Malick uses his favorite device, the voiceover (used extensively in both of his previous films, 1973’s Badlands and 1978’s Days of Heaven), to intone each of the soldiers’ inner ruminations. Yet while the sounds of the voices and their specific subjects differ, the “voice” remains constant: a stream of oblique thoughts attempting to rationalize–and find an escape from–the horror of war and the world that produces it. Pvt. Witt (Jim Caviezel) searches for the light of beauty and order in all things, from life in a simple native village to a comrade meeting a tragic end. Sgt. Welsh (Sean Penn) longs to find a numbness and truth that will spare himself the psychological toll of his reality. Pvt. Bell’s (Ben Chaplin) retreat is memories of his wife and his certainty that they will be reunited–whether it be in this world or the next. Capt. Staros (Elias Koteas) prays his salvation and that of the soldiers that have become surrogate family. Col. Tall (Nick Nolte), a much-passed-over veteran in the twilight of his career, doggedly pursues the one victory under his command that would serve as a vindicating legacy.
The Thin Red Line plays less like a film than a piece of fine art, which accounts for the immeasurable difficulty of describing and analyzing it (and the rather dull-sounding synopsis). Malick’s screenplay, based on James Jones’s novel of the same name, is a remarkably textured piece of work, directly and (mostly) indirectly addressing themes of varying complexity. As such, like a painting, one needs to distance oneself to experience the full breadth of its thematic resonance; the film just grows richer with time.

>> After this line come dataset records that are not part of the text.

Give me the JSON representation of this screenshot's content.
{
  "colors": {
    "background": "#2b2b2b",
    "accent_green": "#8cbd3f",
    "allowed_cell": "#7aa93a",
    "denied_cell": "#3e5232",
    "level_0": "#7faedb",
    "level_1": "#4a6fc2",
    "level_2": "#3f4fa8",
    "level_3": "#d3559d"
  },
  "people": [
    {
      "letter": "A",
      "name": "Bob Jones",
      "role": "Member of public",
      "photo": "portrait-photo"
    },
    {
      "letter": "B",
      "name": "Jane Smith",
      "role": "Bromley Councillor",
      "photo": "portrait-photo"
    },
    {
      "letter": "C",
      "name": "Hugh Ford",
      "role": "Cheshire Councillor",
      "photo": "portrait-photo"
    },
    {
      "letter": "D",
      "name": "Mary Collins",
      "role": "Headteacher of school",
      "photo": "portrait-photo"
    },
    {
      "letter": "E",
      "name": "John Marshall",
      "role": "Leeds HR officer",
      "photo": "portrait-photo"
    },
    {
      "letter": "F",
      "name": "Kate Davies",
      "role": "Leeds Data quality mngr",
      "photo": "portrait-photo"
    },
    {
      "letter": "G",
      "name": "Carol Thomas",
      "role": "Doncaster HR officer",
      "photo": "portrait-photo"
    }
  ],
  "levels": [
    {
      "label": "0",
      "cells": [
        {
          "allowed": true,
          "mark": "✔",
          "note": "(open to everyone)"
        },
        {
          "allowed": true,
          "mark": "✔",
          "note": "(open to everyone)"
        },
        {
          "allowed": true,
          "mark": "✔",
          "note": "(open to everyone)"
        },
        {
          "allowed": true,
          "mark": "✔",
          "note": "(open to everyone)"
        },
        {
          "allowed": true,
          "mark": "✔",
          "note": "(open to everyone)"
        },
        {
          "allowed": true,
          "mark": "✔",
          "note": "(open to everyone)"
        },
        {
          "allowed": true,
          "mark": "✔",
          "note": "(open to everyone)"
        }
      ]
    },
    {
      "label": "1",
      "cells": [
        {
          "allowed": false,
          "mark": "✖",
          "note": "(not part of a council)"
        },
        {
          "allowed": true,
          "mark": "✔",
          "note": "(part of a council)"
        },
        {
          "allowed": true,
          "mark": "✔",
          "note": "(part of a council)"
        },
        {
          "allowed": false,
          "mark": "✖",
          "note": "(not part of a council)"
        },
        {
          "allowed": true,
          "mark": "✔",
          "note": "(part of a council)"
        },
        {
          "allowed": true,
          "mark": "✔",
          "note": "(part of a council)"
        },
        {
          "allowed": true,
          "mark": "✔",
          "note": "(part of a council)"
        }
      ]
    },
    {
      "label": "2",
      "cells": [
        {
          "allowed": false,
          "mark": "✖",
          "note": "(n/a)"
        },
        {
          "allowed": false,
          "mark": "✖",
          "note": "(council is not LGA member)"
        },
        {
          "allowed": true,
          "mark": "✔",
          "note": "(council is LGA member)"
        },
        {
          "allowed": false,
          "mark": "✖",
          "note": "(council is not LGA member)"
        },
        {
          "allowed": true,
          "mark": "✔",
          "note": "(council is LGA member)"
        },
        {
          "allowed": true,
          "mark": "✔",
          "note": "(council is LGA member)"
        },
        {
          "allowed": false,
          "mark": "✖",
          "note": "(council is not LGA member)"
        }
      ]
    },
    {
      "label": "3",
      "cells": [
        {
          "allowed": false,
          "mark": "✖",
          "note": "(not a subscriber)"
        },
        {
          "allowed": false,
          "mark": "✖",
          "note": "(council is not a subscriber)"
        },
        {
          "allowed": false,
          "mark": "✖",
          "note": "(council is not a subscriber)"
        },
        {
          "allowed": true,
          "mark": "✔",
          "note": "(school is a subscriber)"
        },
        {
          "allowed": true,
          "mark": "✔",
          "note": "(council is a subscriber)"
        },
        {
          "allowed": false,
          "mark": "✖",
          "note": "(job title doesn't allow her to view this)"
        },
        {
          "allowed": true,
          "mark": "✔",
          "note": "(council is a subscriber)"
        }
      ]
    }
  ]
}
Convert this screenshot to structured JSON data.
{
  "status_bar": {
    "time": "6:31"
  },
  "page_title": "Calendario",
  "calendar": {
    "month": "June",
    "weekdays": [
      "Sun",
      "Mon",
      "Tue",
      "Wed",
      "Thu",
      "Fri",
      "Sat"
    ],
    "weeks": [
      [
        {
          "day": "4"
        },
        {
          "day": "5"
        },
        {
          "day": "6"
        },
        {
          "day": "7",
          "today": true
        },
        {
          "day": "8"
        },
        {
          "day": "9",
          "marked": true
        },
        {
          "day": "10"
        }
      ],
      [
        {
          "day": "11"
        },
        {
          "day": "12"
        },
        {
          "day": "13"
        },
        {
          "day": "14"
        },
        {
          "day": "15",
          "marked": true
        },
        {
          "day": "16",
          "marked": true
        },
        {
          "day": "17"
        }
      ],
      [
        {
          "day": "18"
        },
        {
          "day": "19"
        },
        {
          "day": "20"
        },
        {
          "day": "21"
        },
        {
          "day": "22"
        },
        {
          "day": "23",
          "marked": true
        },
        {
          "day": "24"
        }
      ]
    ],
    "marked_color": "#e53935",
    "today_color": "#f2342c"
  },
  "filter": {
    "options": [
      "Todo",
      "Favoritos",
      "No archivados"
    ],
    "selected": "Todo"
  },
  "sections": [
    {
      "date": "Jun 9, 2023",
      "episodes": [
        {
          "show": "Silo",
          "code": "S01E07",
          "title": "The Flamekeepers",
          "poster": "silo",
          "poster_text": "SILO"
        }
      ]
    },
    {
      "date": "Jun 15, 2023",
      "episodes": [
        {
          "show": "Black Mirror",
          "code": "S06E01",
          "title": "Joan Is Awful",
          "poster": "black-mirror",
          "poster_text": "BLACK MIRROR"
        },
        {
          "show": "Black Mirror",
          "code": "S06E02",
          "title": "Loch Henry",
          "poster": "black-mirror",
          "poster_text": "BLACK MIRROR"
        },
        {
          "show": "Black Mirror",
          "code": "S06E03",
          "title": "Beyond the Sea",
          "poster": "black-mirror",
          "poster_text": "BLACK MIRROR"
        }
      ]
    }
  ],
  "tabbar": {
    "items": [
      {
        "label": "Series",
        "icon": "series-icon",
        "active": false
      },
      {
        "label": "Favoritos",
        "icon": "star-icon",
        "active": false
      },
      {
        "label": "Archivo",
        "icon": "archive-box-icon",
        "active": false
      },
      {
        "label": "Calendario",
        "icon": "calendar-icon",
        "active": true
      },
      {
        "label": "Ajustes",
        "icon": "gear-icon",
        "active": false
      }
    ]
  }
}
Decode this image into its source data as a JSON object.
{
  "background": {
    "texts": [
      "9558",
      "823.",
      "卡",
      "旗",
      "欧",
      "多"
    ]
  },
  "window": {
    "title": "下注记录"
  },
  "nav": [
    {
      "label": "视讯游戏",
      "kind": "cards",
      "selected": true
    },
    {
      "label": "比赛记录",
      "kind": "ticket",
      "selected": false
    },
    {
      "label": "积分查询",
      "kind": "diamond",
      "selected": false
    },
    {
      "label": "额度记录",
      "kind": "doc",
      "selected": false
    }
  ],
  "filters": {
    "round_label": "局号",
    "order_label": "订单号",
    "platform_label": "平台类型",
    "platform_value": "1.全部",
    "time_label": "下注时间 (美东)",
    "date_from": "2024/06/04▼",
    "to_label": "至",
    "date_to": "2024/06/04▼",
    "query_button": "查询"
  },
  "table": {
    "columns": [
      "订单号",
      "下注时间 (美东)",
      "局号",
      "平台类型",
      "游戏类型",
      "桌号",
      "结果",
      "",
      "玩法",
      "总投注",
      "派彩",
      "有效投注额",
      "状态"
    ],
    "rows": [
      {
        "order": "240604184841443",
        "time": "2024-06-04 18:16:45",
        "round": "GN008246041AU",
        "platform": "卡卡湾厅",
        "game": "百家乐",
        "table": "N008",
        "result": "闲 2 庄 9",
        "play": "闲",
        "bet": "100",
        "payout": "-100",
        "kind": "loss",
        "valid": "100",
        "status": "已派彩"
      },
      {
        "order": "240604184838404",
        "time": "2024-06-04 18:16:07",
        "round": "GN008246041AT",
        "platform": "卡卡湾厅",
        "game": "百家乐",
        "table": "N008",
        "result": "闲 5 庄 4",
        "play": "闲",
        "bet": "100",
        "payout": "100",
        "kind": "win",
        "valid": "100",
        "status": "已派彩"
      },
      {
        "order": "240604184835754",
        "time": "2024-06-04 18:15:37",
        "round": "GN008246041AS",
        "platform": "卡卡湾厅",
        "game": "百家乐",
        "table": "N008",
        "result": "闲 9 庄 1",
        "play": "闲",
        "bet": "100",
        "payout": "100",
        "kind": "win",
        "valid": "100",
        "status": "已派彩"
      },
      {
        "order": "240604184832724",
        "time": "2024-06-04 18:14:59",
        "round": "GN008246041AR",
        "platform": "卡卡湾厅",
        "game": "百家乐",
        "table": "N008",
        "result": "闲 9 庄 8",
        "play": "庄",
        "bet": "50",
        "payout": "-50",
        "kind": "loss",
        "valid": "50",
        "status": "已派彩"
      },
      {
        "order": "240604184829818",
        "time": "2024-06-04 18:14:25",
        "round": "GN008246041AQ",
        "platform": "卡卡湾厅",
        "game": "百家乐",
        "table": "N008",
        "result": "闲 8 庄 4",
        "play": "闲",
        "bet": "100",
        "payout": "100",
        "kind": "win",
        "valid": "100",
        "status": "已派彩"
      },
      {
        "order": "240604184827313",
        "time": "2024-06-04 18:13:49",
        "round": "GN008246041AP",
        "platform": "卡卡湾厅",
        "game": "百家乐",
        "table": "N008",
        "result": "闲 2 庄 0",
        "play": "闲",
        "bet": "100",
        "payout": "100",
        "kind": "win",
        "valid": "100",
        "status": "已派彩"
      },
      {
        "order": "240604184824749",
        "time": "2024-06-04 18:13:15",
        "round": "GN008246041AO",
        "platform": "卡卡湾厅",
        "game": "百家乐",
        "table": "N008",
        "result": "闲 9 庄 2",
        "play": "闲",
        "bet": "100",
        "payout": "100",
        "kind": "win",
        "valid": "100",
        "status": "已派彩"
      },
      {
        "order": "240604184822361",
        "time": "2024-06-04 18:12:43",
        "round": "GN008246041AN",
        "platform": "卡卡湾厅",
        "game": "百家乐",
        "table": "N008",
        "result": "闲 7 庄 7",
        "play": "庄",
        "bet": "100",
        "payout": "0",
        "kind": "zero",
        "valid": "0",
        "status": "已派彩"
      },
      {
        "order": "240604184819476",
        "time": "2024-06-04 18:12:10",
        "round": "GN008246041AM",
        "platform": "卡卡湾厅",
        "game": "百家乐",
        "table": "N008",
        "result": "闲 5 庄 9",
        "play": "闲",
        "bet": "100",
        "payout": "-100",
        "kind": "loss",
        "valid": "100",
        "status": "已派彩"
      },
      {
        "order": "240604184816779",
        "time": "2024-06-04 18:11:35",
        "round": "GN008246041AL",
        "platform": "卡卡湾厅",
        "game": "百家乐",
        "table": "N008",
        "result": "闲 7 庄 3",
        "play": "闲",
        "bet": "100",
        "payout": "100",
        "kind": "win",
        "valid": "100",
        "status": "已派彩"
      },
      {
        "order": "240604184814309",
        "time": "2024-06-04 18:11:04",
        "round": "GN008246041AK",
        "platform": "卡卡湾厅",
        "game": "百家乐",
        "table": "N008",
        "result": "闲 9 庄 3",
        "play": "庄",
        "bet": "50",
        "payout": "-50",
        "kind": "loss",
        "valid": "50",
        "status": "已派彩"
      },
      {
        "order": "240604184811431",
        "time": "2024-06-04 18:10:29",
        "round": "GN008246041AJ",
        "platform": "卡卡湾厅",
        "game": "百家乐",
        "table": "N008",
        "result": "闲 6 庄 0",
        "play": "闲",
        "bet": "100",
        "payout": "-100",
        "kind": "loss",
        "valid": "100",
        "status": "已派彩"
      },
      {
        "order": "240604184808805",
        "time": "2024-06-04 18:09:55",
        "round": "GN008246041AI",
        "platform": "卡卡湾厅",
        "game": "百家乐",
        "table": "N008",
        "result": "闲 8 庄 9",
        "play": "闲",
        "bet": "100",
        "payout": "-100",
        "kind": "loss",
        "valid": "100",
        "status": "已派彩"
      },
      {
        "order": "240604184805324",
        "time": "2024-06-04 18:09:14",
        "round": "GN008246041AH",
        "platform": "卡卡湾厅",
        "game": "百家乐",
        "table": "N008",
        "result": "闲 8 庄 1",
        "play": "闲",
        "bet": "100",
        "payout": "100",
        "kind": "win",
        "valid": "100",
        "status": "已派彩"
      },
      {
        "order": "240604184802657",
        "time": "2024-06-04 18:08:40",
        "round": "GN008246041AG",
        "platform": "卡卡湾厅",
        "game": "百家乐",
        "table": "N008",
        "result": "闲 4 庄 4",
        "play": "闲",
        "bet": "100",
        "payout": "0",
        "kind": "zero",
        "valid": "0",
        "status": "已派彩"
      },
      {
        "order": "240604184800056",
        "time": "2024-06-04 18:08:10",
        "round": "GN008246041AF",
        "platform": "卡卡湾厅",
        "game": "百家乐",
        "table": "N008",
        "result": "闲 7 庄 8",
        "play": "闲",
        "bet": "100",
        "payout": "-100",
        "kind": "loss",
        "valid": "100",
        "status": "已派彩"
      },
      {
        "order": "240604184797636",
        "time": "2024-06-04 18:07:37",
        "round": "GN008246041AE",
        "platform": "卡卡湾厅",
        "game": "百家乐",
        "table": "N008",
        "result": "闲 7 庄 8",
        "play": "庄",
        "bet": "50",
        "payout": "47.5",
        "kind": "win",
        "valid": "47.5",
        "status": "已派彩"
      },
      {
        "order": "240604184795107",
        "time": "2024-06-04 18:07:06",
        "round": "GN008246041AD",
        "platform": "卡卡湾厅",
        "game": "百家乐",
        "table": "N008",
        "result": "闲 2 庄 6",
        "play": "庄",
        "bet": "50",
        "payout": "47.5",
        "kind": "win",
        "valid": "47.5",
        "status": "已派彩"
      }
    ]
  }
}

But also like a painting, the film is not without its surface delights that can be immediately noticed and appreciated. Chief among these is John Toll’s exquisite cinematography, which captures the beauty of both the stillness and chaos that comes with battle, from blades of grass blowing in the wind, to the mine and bomb blasts that seem to erupt to a steady rhythm. Not to be overlooked is the fine work of the large cast. Pvt. Witt is the character closest to a lead, and newcomer Caviezel has a quiet, calming presence that fits his character’s–and the film’s–low-key mood. That said, I much preferred the work of two actors in smaller roles: Chaplin, heartbreaking as the lovelorn Pvt. Bell; and Koteas, touching as the perhaps too-honorable Capt. Staros. Of the more marquee names in the ensemble, Penn, Nolte, and (to a lesser extent) John Cusack (as Capt. Gaff) have the beefiest roles, and they impress the most in this group. Cameos by John Travolta and especially George Clooney are more distracting than anything else, and Woody Harrelson tries a bit too hard to stand out among the crowd–and that he does, albeit for the wrong reasons.
The word that will undoubtedly be used most to describe The Thin Red Line is “meditation,” and that description could not be more apt. A person in a state of meditation outward appears to be doing nothing, but he or she is engaging in an act of focus and clarity full of rich internal rewards. The similarly introspective nature of The Thin Red Line accounts for the wildly polarized reaction to the film; its detractors are obviously fixed on the blank exterior, while its admirers are able to tap into the dense interior. Chances are most audiences will belong to the former group. But much like another war-set film not really about war, Francis Ford Coppola’s Apocalypse Now, Terrence Malick’s The Thin Red Line will receive its just due over time.